Meta tag consists of two parts: tag itsef (5 higher bits) and its content length (3 lower bits). Length is encoded as log2(data). 1<<length following bytes are meta tag data.

// Meta tags.
const (
	// len: 1 2 4 8  16 32 LenWide Len0

	MetaMagic = iota << 3 // 4: "eazy"
	MetaVer               // 1: ver
	MetaReset             // 1: block_size_log2

	MetaTagMask = 0b1111_1000 // tag | log(size)
	MetaLenMask = 0b0000_0111
	MetaLenWide = MetaLenMask - 1
	MetaLen0    = MetaLenMask - 0
)

[]byte{Copy | 0, MetaMagic | 2, 'e', 'a', 'z', 'y'} // eazy magic sequence // encoded data size is 2, which decodes to 1<<2 == 4 bytes
[]byte{Copy | 0, MetaVer | 0, 1}                    // format version      // encoded data size is 0, which decodes to 1<<0 == 1 byte
[]byte{Copy | 0, MetaReset | 0, 20}                 // window size: 1<<20  // 1 MiB (1_048_576 bytes)

Padding

The last tag we want to have is padding. We want this to be able to have compressed large files with kinda random access available. Compressed stream can only be parsed from the beginning as we need to have previous bytes decoded to decode next ones. But we can concatenate multiple streams into the same file. That concatenated stream can be decoded sequetially or starting from any chunk in the middle. In some situations we may want to align chunks to some value, 32MiB for example. This is where padding kicks in.
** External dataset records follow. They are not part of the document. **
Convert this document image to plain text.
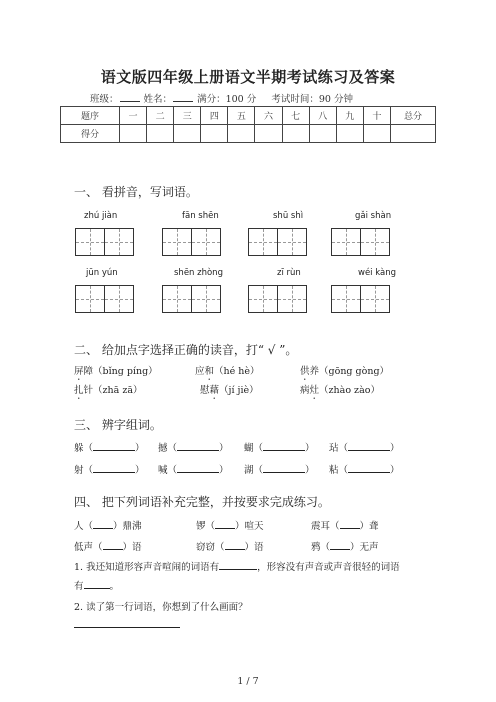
语文版四年级上册语文半期考试练习及答案
班级：	姓名：	满分：100 分 考试时间：90 分钟
题序	一	二	三	四	五	六	七	八	九	十	总分
得分											
一、 看拼音，写词语。
zhú jiàn	fān shēn	shū shì	gǎi shàn
jūn yún	shēn zhòng	zī rùn	wéi kàng
二、 给加点字选择正确的读音，打“ √ ”。
屏障（bǐng píng）	应和（hé hè）	供养（gōng gòng）
扎针（zhā zā）	慰藉（jí jiè）	病灶（zhào zào）
三、 辨字组词。
躲（	） 撼（	） 蝴（	） 玷（	）
射（	） 喊（	） 湖（	） 粘（	）
四、 把下列词语补充完整，并按要求完成练习。
人（ ）鼎沸	锣（ ）喧天	震耳（ ）聋
低声（ ）语	窃窃（ ）语	鸦（ ）无声
1. 我还知道形容声音喧闹的词语有	，形容没有声音或声音很轻的词语
有	。
2. 读了第一行词语，你想到了什么画面？
1 / 7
Padding is encoded as 0x00 byte. Which is decoded as zero length literal followed by an empty sequence of bytes.

Overhead

Magic is optional, but Version and Reset meta tags are required to decode the stream. Thus at least 6 bytes of overhead is added to the stream. 12 if Magic is used. Literals up to 123 bytes long require only one byte of overhead. Copy elements takes 2 to 5 bytes in most cases which is enough to encode up to 378 bytes copied from ~66KB back.